Make sure you eat well overall
It’s a common misconception that recovery is all about protein and hitting a specific refueling window. While it is definitely important to have enough protein in your diet to recover fast, there’s no need to overdo it. And similarly, research shows that the total amount of protein and carbs in a day is more important than nutrient timing. So, as your top priority, make sure you have a good diet full of veggies, fruits, quality protein, healthy fats, and slow carbs before you start optimizing for recovery.

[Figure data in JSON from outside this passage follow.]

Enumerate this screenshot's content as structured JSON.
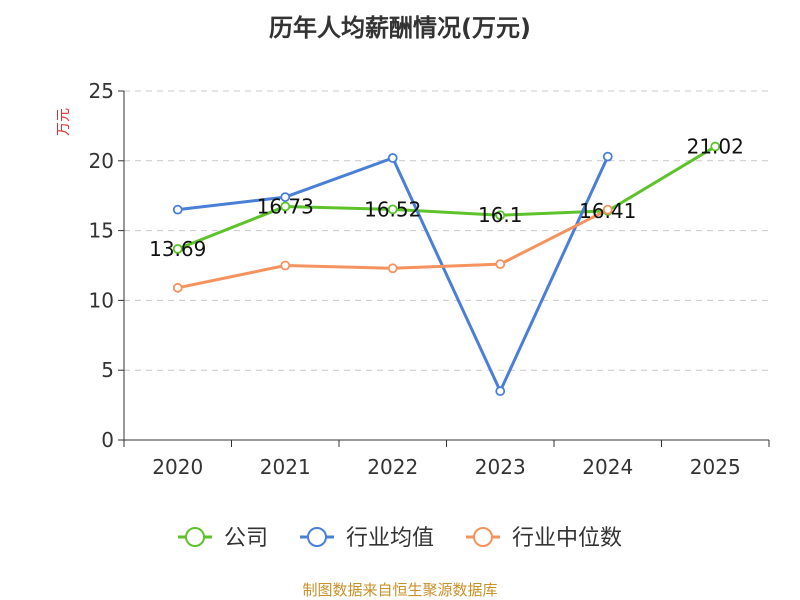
{
  "chart_data": {
    "type": "line",
    "title": "历年人均薪酬情况(万元)",
    "ylabel": "万元",
    "categories": [
      "2020",
      "2021",
      "2022",
      "2023",
      "2024",
      "2025"
    ],
    "ylim": [
      0,
      25
    ],
    "yticks": [
      0,
      5,
      10,
      15,
      20,
      25
    ],
    "grid": true,
    "legend_position": "bottom",
    "series": [
      {
        "name": "公司",
        "color": "#5ec22a",
        "values": [
          13.69,
          16.73,
          16.52,
          16.1,
          16.41,
          21.02
        ],
        "labels": [
          "13.69",
          "16.73",
          "16.52",
          "16.1",
          "16.41",
          "21.02"
        ]
      },
      {
        "name": "行业均值",
        "color": "#4a7fd8",
        "values": [
          16.5,
          17.4,
          20.2,
          3.5,
          20.3,
          null
        ]
      },
      {
        "name": "行业中位数",
        "color": "#f5925e",
        "values": [
          10.9,
          12.5,
          12.3,
          12.6,
          16.5,
          null
        ]
      }
    ]
  },
  "source_text": "制图数据来自恒生聚源数据库"
}
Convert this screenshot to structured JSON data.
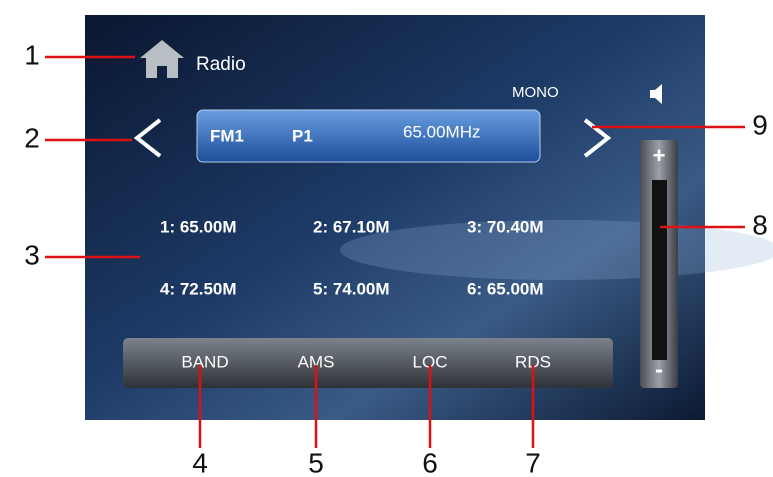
{
  "screen": {
    "title": "Radio",
    "mode": "MONO",
    "display": {
      "band": "FM1",
      "preset": "P1",
      "frequency": "65.00MHz"
    },
    "presets": [
      "1: 65.00M",
      "2: 67.10M",
      "3: 70.40M",
      "4: 72.50M",
      "5: 74.00M",
      "6: 65.00M"
    ],
    "buttons": [
      "BAND",
      "AMS",
      "LOC",
      "RDS"
    ],
    "volume": {
      "plus": "+",
      "minus": "-"
    }
  },
  "callouts": [
    "1",
    "2",
    "3",
    "4",
    "5",
    "6",
    "7",
    "8",
    "9"
  ]
}
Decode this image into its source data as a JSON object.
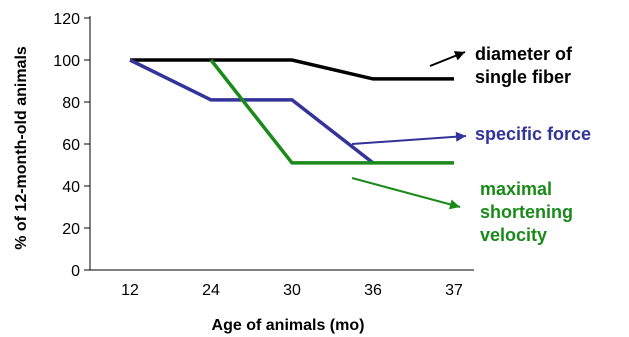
{
  "chart_data": {
    "type": "line",
    "title": "",
    "xlabel": "Age of animals (mo)",
    "ylabel": "% of 12-month-old animals",
    "categories": [
      "12",
      "24",
      "30",
      "36",
      "37"
    ],
    "ylim": [
      0,
      120
    ],
    "yticks": [
      "0",
      "20",
      "40",
      "60",
      "80",
      "100",
      "120"
    ],
    "grid": false,
    "legend": "none",
    "series": [
      {
        "name": "diameter of single fiber",
        "label_lines": [
          "diameter of",
          "single fiber"
        ],
        "color": "#000000",
        "x": [
          12,
          24,
          30,
          36,
          37
        ],
        "values": [
          100,
          100,
          100,
          91,
          91
        ]
      },
      {
        "name": "specific force",
        "label_lines": [
          "specific force"
        ],
        "color": "#33339a",
        "x": [
          12,
          24,
          30,
          36
        ],
        "values": [
          100,
          81,
          81,
          51
        ]
      },
      {
        "name": "maximal shortening velocity",
        "label_lines": [
          "maximal",
          "shortening",
          "velocity"
        ],
        "color": "#1a8a1a",
        "x": [
          24,
          30,
          36,
          37
        ],
        "values": [
          100,
          51,
          51,
          51
        ]
      }
    ]
  }
}
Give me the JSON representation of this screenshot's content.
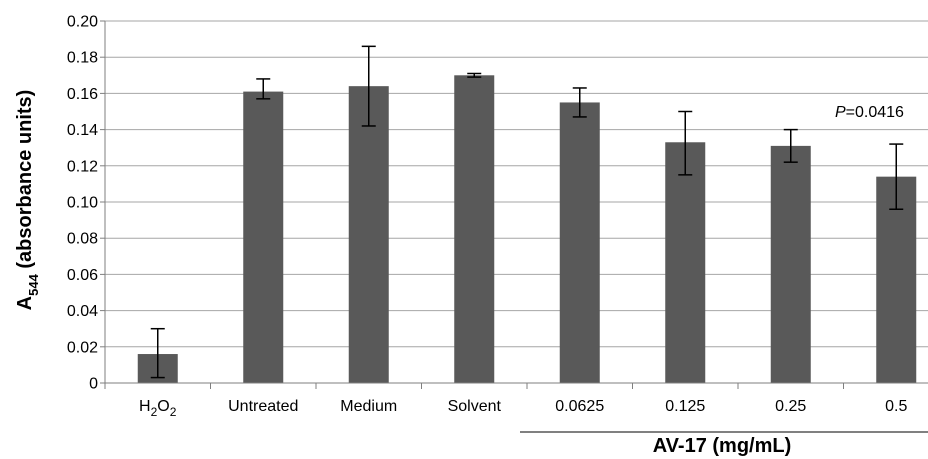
{
  "chart_data": {
    "type": "bar",
    "title": "",
    "xlabel": "",
    "ylabel": {
      "base": "A",
      "sub": "544",
      "rest": " (absorbance units)"
    },
    "categories": [
      {
        "main": "H",
        "sub": "2",
        "main2": "O",
        "sub2": "2"
      },
      {
        "main": "Untreated"
      },
      {
        "main": "Medium"
      },
      {
        "main": "Solvent"
      },
      {
        "main": "0.0625"
      },
      {
        "main": "0.125"
      },
      {
        "main": "0.25"
      },
      {
        "main": "0.5"
      }
    ],
    "values": [
      0.016,
      0.161,
      0.164,
      0.17,
      0.155,
      0.133,
      0.131,
      0.114
    ],
    "error_low": [
      0.003,
      0.157,
      0.142,
      0.169,
      0.147,
      0.115,
      0.122,
      0.096
    ],
    "error_high": [
      0.03,
      0.168,
      0.186,
      0.171,
      0.163,
      0.15,
      0.14,
      0.132
    ],
    "ylim": [
      0,
      0.2
    ],
    "yticks": [
      "0",
      "0.02",
      "0.04",
      "0.06",
      "0.08",
      "0.10",
      "0.12",
      "0.14",
      "0.16",
      "0.18",
      "0.20"
    ],
    "grid": true,
    "group_label": "AV-17 (mg/mL)",
    "annotation": {
      "italic": "P",
      "rest": "=0.0416"
    },
    "colors": {
      "bar": "#595959",
      "grid": "#a6a6a6",
      "axis": "#7f7f7f",
      "error": "#000000"
    }
  }
}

Have a good meal 1-2 hours before and after
After you take care of your diet, make sure to have a good meal 1-2 hours before and after you exercise. This meal should have a ratio of 3 g of carbs to 1 g or protein, and not too much fat and fiber so it’s easy to digest. There is no rush to fuel ASAP when you finish exercising if you stick to this schedule.
Fuel while exercising
Another thing that will help your recovery is if you fuel properly while exercising. This means proper hydration, roughly 500-1000 ml of fluid per hour of exercise. And for long endurance type of activities, also up to 60 g of carbs per hour.
Supplement with amino acids and fish
And finally, if you nail all of this, you can further improve your recovery with the right supplements. Try experimenting with amino acids, namely BCAAs and Beta-Alanine to limit muscle breakdown and fatigue. And make sure you have fatty fish like salmon, tuna, or sardines a couple times a week to help reduce inflammation. Omega-3 capsules can do that job too if you’re not a fan of fish.